PARIS, 15. Juni 2026 /PRNewswire/ -- APRIL gibt die Einführung seiner APRIL Moto-Anwendung innerhalb von OpenAIs ChatGPT bekannt und wird damit zu einem der ersten Versicherungsanbieter, der den Zugang zu einem personalisierten Versicherungsangebot direkt über ein Gespräch mit künstlicher Intelligenz ermöglicht.

APRIL Logo

Diese Innovation läutet ein neues Kapitel im Versicherungsvertrieb ein. Nutzerinnen und Nutzer können nun ganz einfach durch die Interaktion mit ChatGPT ein individuelles Versicherungsangebot einholen, ohne komplizierte Formulare ausfüllen oder den üblichen Abschlussprozess durchlaufen zu müssen.

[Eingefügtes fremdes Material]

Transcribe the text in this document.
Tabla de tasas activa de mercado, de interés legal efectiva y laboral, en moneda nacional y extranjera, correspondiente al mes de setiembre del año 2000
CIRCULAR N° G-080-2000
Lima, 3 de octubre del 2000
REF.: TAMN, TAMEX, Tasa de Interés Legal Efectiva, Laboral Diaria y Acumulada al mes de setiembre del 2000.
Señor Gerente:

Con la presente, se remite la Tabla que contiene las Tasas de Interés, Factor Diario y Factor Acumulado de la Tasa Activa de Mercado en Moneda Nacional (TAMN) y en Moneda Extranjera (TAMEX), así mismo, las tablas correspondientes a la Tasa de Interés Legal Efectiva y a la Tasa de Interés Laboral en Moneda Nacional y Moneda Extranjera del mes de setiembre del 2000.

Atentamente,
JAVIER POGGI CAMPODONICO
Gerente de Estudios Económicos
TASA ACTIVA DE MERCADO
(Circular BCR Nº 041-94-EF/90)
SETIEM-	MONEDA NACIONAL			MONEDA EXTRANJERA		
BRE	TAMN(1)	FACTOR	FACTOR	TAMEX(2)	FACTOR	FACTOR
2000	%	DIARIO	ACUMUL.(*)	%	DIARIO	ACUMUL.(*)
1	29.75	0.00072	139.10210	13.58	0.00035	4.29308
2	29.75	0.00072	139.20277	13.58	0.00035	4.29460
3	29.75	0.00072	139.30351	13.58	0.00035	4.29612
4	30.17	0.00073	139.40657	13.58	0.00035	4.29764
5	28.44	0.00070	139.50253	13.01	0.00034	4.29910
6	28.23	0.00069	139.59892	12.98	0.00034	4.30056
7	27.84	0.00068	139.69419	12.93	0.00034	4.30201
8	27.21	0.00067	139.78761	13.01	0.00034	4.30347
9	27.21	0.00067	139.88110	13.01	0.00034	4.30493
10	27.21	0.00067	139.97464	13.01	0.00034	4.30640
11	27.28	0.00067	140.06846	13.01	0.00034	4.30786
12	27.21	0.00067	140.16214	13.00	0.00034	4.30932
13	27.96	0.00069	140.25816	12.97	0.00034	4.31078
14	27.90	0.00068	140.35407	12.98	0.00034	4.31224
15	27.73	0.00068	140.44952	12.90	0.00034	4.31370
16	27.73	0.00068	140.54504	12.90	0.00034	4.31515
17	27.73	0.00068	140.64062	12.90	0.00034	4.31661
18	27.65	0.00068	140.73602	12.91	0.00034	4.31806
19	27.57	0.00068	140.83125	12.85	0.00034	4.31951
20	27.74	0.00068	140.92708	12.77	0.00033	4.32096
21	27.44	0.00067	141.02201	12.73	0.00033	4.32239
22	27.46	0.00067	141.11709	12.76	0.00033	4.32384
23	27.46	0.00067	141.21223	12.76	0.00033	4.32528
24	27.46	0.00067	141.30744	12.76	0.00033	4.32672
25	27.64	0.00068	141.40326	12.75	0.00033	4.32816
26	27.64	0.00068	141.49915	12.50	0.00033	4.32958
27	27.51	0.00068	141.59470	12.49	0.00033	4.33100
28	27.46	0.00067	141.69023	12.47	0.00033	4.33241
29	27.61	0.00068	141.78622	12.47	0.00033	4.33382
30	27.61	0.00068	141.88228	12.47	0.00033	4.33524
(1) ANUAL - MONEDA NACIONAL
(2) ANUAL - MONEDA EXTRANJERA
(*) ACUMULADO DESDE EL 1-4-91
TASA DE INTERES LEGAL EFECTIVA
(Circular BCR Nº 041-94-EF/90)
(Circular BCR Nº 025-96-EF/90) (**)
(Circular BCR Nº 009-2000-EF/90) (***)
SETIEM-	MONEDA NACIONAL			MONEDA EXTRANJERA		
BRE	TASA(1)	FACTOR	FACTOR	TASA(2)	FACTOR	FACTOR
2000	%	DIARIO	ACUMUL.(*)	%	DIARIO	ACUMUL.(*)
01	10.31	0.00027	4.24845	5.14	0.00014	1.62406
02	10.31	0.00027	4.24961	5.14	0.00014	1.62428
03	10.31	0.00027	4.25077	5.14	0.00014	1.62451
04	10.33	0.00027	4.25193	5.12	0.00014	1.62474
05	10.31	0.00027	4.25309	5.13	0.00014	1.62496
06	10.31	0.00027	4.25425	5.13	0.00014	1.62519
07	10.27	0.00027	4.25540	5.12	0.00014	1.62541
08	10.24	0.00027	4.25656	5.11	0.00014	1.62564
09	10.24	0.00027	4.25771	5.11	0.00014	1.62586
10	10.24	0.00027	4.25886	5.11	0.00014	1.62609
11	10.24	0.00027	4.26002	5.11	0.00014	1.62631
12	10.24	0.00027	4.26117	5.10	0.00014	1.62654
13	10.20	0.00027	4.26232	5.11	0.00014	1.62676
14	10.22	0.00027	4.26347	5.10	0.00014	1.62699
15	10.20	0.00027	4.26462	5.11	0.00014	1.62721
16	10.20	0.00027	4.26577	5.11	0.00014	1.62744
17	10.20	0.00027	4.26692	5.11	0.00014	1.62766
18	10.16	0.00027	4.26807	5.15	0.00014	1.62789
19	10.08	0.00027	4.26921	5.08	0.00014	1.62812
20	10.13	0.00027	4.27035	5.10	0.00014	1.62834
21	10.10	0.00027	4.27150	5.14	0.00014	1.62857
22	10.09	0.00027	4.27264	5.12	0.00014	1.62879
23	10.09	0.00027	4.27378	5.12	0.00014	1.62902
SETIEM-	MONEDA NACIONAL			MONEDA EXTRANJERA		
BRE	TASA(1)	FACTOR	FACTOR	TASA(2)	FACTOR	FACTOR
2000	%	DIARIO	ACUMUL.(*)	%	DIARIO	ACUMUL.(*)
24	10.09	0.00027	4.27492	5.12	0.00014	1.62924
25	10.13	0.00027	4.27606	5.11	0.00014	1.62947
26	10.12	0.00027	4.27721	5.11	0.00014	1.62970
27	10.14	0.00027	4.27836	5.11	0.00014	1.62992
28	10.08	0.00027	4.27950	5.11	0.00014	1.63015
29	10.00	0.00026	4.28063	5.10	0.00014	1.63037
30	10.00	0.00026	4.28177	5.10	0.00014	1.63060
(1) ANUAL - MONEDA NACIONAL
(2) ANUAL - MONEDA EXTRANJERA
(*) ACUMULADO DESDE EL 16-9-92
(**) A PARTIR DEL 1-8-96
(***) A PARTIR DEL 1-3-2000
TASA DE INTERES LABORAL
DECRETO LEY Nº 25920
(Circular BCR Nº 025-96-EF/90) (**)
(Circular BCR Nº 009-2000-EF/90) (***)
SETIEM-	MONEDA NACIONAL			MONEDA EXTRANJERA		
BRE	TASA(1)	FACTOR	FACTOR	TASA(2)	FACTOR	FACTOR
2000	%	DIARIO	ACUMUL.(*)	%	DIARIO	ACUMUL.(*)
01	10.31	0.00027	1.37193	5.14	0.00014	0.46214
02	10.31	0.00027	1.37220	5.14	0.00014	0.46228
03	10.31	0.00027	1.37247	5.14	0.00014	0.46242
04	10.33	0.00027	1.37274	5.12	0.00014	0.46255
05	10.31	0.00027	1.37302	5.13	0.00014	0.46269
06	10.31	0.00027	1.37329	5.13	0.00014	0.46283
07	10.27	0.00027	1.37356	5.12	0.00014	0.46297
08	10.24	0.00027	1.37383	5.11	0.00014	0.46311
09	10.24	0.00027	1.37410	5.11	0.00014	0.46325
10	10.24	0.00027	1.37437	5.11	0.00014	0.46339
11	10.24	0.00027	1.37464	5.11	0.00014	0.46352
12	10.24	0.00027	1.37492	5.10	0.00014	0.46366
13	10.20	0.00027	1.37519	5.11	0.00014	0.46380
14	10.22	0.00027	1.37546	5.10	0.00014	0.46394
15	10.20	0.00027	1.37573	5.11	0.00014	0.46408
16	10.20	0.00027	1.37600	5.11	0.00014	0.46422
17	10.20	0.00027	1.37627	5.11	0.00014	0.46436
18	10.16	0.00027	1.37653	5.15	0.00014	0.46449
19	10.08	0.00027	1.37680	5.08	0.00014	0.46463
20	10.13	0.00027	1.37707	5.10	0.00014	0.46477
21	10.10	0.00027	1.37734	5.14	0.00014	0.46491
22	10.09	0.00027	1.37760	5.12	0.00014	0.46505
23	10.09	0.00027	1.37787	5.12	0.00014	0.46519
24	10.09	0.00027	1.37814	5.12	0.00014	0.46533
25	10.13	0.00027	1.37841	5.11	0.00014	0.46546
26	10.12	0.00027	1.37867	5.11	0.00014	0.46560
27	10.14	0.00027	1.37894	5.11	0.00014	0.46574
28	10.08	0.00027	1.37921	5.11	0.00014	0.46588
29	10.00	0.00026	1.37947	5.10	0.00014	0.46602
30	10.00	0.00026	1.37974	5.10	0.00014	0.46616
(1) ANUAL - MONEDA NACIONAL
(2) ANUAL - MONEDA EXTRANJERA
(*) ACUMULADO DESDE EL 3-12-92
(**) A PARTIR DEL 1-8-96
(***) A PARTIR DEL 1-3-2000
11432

Die APRIL Moto-App führt mit den Nutzerinnen und Nutzern ein Gespräch, erfasst Angaben zu ihrem Fahrzeug, ihren persönlichen Umständen und ihrem Versicherungsbedarf und stellt dann in Echtzeit eine Verbindung zu den Preisberechnungsmodulen von APRIL Moto her, um ein individuelles, auf ihre persönlichen Bedürfnisse zugeschnittenes Angebot zu erstellen. Anschließend können die Nutzerinnen und Nutzer den Prozess fortsetzen und ihren Kauf mit nur wenigen Klicks abschließen.

Während sich die meisten dialogbasierten Anwendungen heutzutage darauf beschränken, Informationen oder vorläufige Schätzungen zu liefern, bietet die APRIL Moto-App ein echtes Versicherungsangebot auf der Grundlage tatsächlicher Risikoprüfungsbedingungen.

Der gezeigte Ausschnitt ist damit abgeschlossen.